ABRUPTO

23.5.05


FUTEBOLÂNDIA

Estamos assim, pobretes mas alegretes. Arruaceiros e épicos. A televisão pública dá o exemplo: depois de vinte minutos de não-notícia (a parte informativa do futebol não dava num país civilizado mais de dois ou três minutos), lá se lembrou que havia uma coisa chamada défice. Inebriados pela habituação, os telespectadores devem ter ido a correr para a SIC e a TVI. A TVI titulava a "Festa dos Heróis" e ao lado a palavra "balneário". Os "heróis", já não me lembra o que significava esta palavra antes da instauração do regime da Futebolândia, eram uns homens em trajos menores aos saltos e muita intimidade corporal. A SIC passou a falar do défice dez minutos depois, a TVI ainda estava aos saltos.

*
Hoje de manhã, quando vinha trabalhar – a ouvir o rádio do carro, como habitualmente - dei por mim a matutar nas duas grandes notícias, o défice e a bola.

E pensava: «Este maravilhoso entusiasmo, esta força emotiva, este imenso sentido de pertença, este espírito de sacrifício (gente que anda centenas de quilómetros, que gasta sem contar, que fica a pé até às 4 da manhã, para ver os artistas) não poderiam ser atrelados à carroça desconjuntada da nossa economia, do “Estado a que isto chegou”, e de qualquer forma, ao serviço de uma causa de recuperação económica e de progresso moral e material da Pátria?»
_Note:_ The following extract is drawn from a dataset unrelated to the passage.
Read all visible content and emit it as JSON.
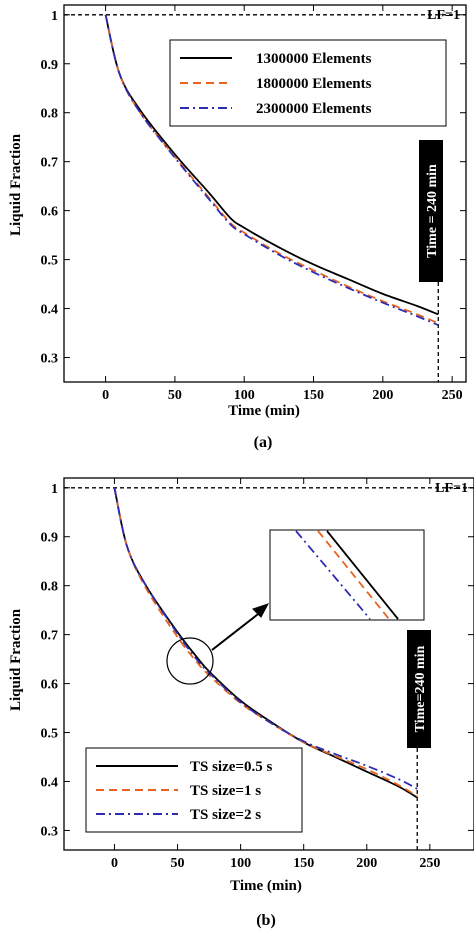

(Sou antiquado, ainda penso Pátria, recuso-me a ser apenas “deste país”)

No mesmo fôlego, a Rádio informou-me dos passeios cobertos de lixo, de latas de cerveja vazias, de garrafas de cerveja partidas, de gente que não iria trabalhar ou à escola, porque “tinha valido a pena”…

E de repente, tive a minha resposta: Não, não é possível…

Toda essa força é apenas uma manifestação tribal, uma adoração e um sacrifício ao totem, ao que dá sentido ao que não tem sentido, à incapacidade e à impotência.

Não é enformada por um resquício de racionalismo, não há possibilidade de lhe dar uma direcção e um significado outro, que não o da emergência (temporária?) vitoriosa do primevo que existe em todos nós, sobre o verniz de civilização que geralmente nos cobre.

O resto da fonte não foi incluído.